Jungeun blinks at that.
“But you know, we’re partners, Kim.” She pauses thoughtfully. “We have been, for almost two years now. You can talk to me about anything.”
“I guess, what I’m saying is rather than resorting to unhealthy coping mechanisms… you can, maybe, try talking to me.” She adds sheepishly. “Well, that is if you want to. I can’t promise I’ll give great advice but I swear, I’ll be here to listen.”
For a moment, Jungeun remains quiet, watching her usually overconfident and narcissistic partner twiddle her thumbs.
“You know what?” She finally speaks up. “I think I’ll give that a try. So you can hold on to this.”
Jungeun pulls her lighter out of her blazer pocket and slides it across their desks.
“What’s this for?” Sooyoung frowns. “Are you telling me to take over your smoking for you?”
“No! I’m saying I’ll quit for real so you can do whatever the hell you want with my lighter, like throw it away.” She glares at her, crossing her arms over her chest. “It was a symbolic move, Ha.”
“Was it? Anyway, that’s good and I appreciate it because there’s something else.”
The uncharacteristic shyness is back as Sooyoung reaches into her own pocket to produce a box. Because the front is haphazardly doodled over with marker and neon green highlighter, Jungeun has to squint before she recognised the drawing as the logo of (what used to be) her preferred cigarette brand.

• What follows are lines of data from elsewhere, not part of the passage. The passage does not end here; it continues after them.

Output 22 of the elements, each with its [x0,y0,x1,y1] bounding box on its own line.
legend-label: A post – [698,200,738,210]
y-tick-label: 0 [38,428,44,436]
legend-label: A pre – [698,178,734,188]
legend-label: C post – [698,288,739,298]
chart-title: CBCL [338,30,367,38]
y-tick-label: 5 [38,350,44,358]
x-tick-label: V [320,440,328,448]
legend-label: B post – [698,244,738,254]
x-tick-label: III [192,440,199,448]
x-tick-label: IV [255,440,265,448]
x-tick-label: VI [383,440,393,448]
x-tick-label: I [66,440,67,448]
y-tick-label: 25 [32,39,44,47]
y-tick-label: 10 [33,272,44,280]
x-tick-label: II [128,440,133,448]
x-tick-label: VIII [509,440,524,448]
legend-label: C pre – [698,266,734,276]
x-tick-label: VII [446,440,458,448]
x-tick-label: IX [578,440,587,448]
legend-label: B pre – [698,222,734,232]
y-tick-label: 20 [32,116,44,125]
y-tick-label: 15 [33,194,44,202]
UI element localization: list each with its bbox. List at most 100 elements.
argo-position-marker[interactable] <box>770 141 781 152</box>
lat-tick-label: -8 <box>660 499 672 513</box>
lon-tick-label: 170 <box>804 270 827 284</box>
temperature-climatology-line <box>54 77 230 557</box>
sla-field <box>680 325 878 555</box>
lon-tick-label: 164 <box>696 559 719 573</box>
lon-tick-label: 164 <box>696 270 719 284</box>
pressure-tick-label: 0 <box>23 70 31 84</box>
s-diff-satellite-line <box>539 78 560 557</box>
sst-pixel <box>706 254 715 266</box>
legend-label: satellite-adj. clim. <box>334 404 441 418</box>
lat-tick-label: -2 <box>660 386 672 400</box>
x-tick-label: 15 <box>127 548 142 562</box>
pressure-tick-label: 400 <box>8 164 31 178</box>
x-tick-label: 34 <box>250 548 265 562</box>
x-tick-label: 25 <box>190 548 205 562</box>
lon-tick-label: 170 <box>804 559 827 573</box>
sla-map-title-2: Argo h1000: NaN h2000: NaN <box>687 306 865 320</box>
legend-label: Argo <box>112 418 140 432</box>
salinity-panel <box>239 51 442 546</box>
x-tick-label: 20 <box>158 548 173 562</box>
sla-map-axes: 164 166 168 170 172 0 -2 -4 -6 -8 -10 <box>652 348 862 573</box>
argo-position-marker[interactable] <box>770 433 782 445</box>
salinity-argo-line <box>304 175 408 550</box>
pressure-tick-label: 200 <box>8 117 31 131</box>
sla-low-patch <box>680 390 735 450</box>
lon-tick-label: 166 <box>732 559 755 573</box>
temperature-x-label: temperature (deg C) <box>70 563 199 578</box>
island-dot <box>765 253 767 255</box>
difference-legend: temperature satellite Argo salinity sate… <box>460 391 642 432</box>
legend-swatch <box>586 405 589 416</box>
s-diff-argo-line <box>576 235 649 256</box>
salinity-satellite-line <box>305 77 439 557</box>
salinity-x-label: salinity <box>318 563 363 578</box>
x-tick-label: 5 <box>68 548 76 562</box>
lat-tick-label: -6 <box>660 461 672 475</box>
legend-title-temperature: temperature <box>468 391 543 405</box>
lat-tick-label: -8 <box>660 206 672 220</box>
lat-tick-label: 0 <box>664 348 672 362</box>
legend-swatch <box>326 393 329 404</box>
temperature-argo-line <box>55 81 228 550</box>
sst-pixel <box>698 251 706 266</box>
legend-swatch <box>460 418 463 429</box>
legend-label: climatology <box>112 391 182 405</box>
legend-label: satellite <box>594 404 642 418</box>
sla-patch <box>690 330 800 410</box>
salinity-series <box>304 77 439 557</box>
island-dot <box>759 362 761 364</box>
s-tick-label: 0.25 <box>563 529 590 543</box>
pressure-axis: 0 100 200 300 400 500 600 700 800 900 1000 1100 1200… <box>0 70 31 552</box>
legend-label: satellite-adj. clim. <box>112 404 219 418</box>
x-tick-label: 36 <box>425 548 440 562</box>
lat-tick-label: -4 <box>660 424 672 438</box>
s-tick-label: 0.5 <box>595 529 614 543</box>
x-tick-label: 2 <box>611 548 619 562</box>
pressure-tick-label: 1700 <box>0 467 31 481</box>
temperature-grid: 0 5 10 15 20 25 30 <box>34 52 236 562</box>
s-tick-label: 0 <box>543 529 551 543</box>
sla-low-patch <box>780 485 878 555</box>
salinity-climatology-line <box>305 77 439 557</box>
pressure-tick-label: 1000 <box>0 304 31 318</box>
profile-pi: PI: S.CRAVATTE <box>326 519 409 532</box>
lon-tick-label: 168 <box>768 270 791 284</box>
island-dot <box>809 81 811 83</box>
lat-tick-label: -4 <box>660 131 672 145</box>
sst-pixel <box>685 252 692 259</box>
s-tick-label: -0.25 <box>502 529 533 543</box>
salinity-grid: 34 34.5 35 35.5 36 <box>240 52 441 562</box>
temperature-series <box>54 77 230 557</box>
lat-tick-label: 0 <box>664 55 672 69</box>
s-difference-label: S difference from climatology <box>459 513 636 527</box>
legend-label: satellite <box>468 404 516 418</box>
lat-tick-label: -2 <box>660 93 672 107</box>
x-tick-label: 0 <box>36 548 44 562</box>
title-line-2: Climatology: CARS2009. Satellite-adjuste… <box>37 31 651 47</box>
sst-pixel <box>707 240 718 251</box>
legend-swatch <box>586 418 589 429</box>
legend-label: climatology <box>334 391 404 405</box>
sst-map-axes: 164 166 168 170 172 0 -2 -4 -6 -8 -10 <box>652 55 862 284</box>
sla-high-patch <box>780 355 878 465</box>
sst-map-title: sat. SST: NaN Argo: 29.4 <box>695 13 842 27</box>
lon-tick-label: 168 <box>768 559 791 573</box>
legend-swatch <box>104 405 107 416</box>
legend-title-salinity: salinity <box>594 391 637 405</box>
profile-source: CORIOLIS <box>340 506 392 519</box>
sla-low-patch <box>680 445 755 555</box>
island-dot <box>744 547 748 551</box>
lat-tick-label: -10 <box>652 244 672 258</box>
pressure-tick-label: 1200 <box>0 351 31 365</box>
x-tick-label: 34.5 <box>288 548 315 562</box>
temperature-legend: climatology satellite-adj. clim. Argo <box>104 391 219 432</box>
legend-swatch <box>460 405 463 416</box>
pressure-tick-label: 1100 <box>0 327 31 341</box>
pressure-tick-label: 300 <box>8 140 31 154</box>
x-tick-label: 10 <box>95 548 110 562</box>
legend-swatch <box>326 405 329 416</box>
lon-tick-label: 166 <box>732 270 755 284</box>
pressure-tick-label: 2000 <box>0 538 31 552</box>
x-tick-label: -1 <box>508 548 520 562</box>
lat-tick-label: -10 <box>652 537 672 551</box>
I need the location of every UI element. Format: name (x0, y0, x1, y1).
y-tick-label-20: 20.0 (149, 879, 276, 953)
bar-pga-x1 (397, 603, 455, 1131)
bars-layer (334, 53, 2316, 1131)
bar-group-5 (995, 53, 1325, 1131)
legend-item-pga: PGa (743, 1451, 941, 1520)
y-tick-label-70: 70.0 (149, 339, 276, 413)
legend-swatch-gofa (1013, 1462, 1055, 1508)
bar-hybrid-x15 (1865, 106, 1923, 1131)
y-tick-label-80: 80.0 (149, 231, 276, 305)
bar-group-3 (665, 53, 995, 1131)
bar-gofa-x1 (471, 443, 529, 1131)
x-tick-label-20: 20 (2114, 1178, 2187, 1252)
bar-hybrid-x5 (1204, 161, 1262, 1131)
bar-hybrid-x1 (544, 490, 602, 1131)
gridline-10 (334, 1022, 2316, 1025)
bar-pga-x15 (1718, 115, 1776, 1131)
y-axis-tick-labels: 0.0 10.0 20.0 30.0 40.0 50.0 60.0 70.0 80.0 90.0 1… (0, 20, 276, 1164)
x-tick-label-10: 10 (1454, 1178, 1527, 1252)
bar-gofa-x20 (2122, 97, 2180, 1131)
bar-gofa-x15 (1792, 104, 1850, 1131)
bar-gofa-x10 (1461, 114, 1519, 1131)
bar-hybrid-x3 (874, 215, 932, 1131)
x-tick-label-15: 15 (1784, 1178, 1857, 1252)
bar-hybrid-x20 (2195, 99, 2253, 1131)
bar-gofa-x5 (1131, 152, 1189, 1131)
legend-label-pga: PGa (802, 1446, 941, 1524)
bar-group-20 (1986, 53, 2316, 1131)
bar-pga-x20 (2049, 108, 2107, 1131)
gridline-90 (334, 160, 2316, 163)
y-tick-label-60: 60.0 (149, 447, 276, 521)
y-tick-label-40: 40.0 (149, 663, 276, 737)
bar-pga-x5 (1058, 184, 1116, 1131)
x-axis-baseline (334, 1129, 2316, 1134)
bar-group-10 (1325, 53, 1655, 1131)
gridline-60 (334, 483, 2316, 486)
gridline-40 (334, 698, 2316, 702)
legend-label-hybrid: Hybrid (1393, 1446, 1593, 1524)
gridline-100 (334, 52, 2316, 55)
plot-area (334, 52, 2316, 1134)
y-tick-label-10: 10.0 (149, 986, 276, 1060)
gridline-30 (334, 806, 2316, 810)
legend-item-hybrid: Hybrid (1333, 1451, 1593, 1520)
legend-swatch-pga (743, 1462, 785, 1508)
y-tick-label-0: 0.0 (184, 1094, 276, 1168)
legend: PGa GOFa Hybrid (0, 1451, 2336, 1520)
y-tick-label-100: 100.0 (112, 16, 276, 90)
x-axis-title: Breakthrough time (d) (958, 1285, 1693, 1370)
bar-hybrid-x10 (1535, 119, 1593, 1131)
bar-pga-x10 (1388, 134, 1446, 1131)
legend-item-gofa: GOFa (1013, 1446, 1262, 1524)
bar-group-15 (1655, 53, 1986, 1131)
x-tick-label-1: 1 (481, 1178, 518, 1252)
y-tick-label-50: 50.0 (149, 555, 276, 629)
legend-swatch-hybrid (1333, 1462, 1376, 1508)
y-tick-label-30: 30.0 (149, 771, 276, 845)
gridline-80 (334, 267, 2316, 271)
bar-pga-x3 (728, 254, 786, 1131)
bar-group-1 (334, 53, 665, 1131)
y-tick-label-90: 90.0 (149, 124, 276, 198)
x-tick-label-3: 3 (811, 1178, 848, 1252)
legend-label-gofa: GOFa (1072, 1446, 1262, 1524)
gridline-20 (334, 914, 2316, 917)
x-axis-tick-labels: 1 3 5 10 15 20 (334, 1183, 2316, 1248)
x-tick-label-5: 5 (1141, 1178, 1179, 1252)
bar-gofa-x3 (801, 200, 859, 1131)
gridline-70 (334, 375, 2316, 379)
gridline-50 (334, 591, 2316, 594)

Jungeun takes the box from Sooyoung and turns it over to realise that it’s actually dark chocolate coated Pepero, probably from one of the precinct’s vending machines. She looks up to the other detective for an explanation.
“I heard it helps to have something bitter on your tongue when you’re trying to stop smoking. So, there’s that.” She shrugs and throws her hands up. “And there’s me.”
Sooyoung offers her a smile and turns to her computer promptly.
“So, shall we book this criminal now?”
Sooyoung marches in her apartment, slamming the door hard against the wall when she opens it to make sure her neighbour knows she’s back. She kicks her shoes off and navigates the almost strategically mapped out mess of dirty laundry and empty take-out boxes in the living room.
She should probably take care of that. But maybe later, when she’s not about to pass out from the exhaustion of working overtime.
Heading straight to her room, she plops down on the bed face first. She feels and hears her shoulder pop as she shrugs off her jacket and throws it to the floor. She pats her pants pockets, feeling around for her phone but finds a much smaller rectangular object instead - her partner’s lighter.
Sooyoung pulls it out and stares at her distorted reflection on the shiny metal surface smiling stupidly back at her. She carefully places the lighter down on the nightstand, where it’ll be safe and there’s no chance of her losing it, before resuming her search for her phone.
She finds it on the tangled mess that is her jacket.
Several unopened messages from the date she ditched flash on the screen, asking about her whereabouts and if she was still coming. While it may have been flattering to be receiving a long thread of messages from a very pretty girl, the last ones make Sooyoung feel sorry because they sound very pissed, with few extremely colourful choice words that call her out for not showing. It’s a pity, Eunbi seemed like she might’ve been fun to hang with. But whatever.
Sooyoung swipes down to close those notifications, leaving them unread. Then, she starts tapping away on a new messenger window with one goal in mind. (Okay, maybe there’s several. So what?)
Sooyoung watches the dots dance on her screen. It disappears for a bit and reappears again to let her know that Jungeun’s having trouble figuring out what to say.
Mission accomplished.
Sooyoung falls asleep like that, phone cradled in her chest and a light smile on her face.